Poker Equity Calculator: How Equity Works in Poker

Equity is your share of the pot based on your probability of winning the hand. If you have 60% equity in a 100-chip pot, your equity is 60 chips. Understanding equity — and how it changes as community cards are dealt — is the mathematical foundation of every poker decision.
Hand vs Hand Equity
The simplest equity calculation compares two specific hands before the flop:
| Matchup | Favorite | Equity |
|---|---|---|
| AA vs KK | AA | ~82% vs ~18% |
| AKs vs QQ | ~46% vs ~54% | |
| AKo vs 76s | AKo | ~60% vs ~40% |
| JJ vs AKs | JJ | ~54% vs ~46% |
| AA vs 87s | AA | ~77% vs ~23% |
Notice that even the worst pre-flop matchup (KK vs AA) still has 18% equity. In poker, no hand is ever drawing dead before the board runs out.
Hand vs Range Equity
In practice, you never know your opponent's exact cards. Instead, you estimate their range — the set of all hands they could plausibly hold — and calculate your equity against that entire range.
For example, if you hold AKs and your opponent's range is {QQ+, AKs, AKo}, your equity is roughly 40%. Against a wider range of {88+, ATs+, KQs}, your equity improves to roughly 55%. The wider your opponent's range, the better your equity with strong hands.

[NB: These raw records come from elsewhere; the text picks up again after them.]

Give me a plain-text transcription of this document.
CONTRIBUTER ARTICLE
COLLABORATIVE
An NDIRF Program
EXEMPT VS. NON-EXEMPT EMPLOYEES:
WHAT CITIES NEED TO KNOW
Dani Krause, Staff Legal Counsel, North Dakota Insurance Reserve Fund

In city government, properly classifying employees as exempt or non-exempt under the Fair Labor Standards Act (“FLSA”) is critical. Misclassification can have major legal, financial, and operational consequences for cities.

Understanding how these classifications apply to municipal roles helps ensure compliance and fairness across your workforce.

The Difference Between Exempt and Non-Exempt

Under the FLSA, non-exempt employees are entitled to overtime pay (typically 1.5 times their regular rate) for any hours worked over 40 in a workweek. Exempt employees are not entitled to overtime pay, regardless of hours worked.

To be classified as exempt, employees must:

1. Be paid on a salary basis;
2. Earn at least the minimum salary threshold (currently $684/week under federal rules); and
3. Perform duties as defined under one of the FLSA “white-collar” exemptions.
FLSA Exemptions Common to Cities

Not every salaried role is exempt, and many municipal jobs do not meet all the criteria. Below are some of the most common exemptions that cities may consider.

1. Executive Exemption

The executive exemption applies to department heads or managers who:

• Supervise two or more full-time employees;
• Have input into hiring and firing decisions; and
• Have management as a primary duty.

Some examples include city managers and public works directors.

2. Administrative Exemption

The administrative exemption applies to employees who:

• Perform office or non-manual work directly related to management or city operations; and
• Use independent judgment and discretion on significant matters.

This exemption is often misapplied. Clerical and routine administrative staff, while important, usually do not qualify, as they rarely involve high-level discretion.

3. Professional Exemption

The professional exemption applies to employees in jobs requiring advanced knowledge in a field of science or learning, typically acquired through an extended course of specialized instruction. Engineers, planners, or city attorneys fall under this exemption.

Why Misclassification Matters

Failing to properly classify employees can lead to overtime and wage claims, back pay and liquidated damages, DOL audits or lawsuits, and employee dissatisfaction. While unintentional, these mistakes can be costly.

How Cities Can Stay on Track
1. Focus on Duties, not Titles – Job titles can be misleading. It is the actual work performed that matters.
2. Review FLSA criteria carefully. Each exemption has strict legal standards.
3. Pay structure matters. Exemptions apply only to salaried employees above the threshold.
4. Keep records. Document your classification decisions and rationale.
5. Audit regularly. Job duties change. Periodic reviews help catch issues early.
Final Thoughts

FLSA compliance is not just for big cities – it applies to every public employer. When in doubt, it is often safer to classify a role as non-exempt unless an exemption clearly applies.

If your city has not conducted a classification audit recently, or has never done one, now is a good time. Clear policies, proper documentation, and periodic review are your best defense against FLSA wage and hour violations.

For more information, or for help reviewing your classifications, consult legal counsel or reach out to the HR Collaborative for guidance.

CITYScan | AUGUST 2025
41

How Equity Changes Post-Flop
Equity is not static. It shifts dramatically as board cards are revealed:
- Pre-flop — Equities are closest to 50/50; variance is highest
- Flop — Biggest equity shift. The flop reveals 60% of the board
- Turn — Drawing hands either improve significantly or lose outs
- River — Equity becomes binary: 100% (winner) or 0% (loser)
Equity Realization
Having high equity does not guarantee you will realize it. Equity realization depends on position, playability, and stack depth. Suited connectors have excellent equity realization because they make straights, flushes, and two-pair often. Offsuit weak aces have poor equity realization because they frequently make dominated top-pair hands.